= Murder of Robert Schwartz =

2001 murder in Leesburg, Virginia

The murder of Robert Schwartz occurred on December 8, 2001, in Leesburg, Virginia. The crime was orchestrated by his 20-year-old daughter, Clara Jane Schwartz, as part of a fantasy role-playing game. The killing itself was perpetrated by her 18-year-old friend Kyle Hulbert, who had a history of mental illness; 21-year-old Michael Pfohl and 19-year-old Katherine Inglis were accessories to the crime. The case made national headlines due to Schwartz's prominence in the scientific community and for claims that his murder was related to role-playing games and the occult.

==Background==
Robert Schwartz was a nationally renowned scientist in the field of biometrics and DNA research. In 1978, he was co-author with Margaret Dayhoff of a key paper in Science providing the first experimental evidence of Lynn Margulis' theory of the symbiogenetic origin of cellular mitochondria and chloroplasts. In 1992, Schwartz was a founding member of the Virginia Biotechnology Association. He was the father of three children: Catherine Michele, Jesse, and Clara Jane.

==Murder==
On December 8, 2001, Michael Pfohl, accompanied by his girlfriend Katherine Inglis, drove Kyle Hulbert to Schwartz's Leesburg, Virginia, farmhouse. Schwartz let Hulbert inside, and Hulbert then stabbed him to death with a two-foot sword. Schwartz's body was discovered two days later.

===Investigation===
Police identified Pfohl as the owner of a car that called a tow truck for assistance near the house around the time of the murder and brought him and his girlfriend Inglis in for an interrogation.
On December 11, 2001, Inglis made statements to the police implicating Schwartz's daughter Clara in his murder, claiming that Clara discussed the murder with the three of them beforehand. Inglis stated that the motive for the murder was that Schwartz had hit Clara and she believed that he tried to poison her.

Clara, who was a sophomore at James Madison University at the time of the murder, was charged on February 2, 2002. She was formally indicted for the murder, as well as conspiracy to commit murder and solicitation of murder charges, on March 31, 2002. Inglis, Pfohl, and Hulbert had all been indicted previously for Schwartz's murder.

===Trial===
Clara was the first of the four co-defendants to go on trial in October 2002. The prosecutors portrayed her as a manipulative young woman who used her role-playing game, Underworld, to convince her friends to kill her father. Prosecutor Jennifer Wexton argued that "Clara Schwartz wanted her father dead; she had hated her father for a long time", and that after failing to enlist a friend named Patrick to kill her father, Clara became desperate.

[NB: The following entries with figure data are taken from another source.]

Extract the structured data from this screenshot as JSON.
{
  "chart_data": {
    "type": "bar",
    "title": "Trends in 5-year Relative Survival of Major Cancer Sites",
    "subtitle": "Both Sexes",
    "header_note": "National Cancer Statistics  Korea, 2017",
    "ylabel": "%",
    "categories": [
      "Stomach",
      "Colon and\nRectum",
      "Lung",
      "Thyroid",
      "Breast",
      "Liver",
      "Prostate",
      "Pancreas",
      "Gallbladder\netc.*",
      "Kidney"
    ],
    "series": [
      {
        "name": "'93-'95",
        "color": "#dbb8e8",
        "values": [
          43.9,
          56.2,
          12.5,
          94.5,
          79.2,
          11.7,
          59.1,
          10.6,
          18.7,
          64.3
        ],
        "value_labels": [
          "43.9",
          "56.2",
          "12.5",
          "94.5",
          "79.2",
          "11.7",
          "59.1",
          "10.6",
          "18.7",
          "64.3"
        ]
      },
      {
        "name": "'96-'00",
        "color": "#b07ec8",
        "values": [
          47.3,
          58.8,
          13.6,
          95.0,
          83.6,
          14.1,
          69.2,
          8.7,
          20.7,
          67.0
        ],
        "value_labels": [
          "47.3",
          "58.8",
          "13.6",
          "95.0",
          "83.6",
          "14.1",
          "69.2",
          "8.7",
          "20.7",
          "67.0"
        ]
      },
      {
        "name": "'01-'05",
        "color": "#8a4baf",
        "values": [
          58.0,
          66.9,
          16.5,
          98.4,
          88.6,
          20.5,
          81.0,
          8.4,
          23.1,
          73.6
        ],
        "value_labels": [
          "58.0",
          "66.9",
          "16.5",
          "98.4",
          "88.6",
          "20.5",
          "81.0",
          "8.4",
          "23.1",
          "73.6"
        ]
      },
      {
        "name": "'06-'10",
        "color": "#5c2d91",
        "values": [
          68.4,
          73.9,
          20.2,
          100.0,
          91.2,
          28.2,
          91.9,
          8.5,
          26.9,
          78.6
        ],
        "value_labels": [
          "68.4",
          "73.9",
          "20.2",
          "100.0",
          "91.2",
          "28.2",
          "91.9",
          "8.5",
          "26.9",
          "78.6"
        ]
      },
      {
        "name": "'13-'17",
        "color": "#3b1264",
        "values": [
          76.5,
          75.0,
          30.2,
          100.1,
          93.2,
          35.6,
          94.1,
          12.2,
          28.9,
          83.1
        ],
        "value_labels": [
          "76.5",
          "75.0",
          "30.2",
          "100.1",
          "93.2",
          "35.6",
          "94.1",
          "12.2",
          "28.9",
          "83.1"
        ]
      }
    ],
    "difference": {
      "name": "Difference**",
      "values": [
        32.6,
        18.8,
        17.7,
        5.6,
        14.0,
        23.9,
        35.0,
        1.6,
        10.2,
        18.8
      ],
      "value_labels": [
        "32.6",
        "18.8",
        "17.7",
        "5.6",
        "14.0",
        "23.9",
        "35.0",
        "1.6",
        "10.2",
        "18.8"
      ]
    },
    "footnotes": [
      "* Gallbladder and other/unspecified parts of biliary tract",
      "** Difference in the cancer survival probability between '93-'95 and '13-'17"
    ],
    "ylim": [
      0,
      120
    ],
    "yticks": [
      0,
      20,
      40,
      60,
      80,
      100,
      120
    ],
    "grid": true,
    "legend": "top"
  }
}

The defense argued that the man who had committed the murder, Kyle Hulbert, had taken Clara's directives to kill her father out of the context of their role-playing game. Clara's attorney persisted that Clara "never intended for any person to kill her father." However, Patrick, testifying for the prosecution, stated that Clara spoke increasingly about killing Schwartz and had researched herbal poisons in order to make his death appear natural. Patrick also testified that Clara spoke of how much money she stood to inherit if Schwartz died, and her concerns that he would cut her out of his will. He stated that Clara became increasingly frustrated because he was not carrying out her wishes, and later found a willing participant in Hulbert.

===Aftermath===
On October 15, 2002, the jury convicted Clara of first-degree murder. On February 10, 2003, she was sentenced to serve 48 years in prison. She is currently incarcerated in the Fluvanna Correctional Center for Women near Troy, Virginia, and has a tentative release date of November 2, 2043. Clara has made many unsuccessful attempts to appeal her conviction, the most recent being affirmed by the United States Court of Appeals for the Fourth Circuit on March 9, 2010.

For their roles in the murder, Hulbert was sentenced to life imprisonment without the possibility of parole, serving his sentence at River North Correctional Center; Pfohl was sentenced to eighteen years. Inglis served a one-year sentence for conspiracy to commit murder.

==In the media==
- The case was featured on a 2012 episode of the Oxygen Network program Snapped; an episode of the Investigation Discovery program Fatal Encounters; an episode of the Investigation Discovery program The Perfect Murder; the 2013 episode "Souls of Stone" of the Investigation Discovery series Deadly Women; and an episode of Occult Crimes.
- The true crime book I'd Kill For You by M. William Phelps, published in 2015, covers this case in-depth.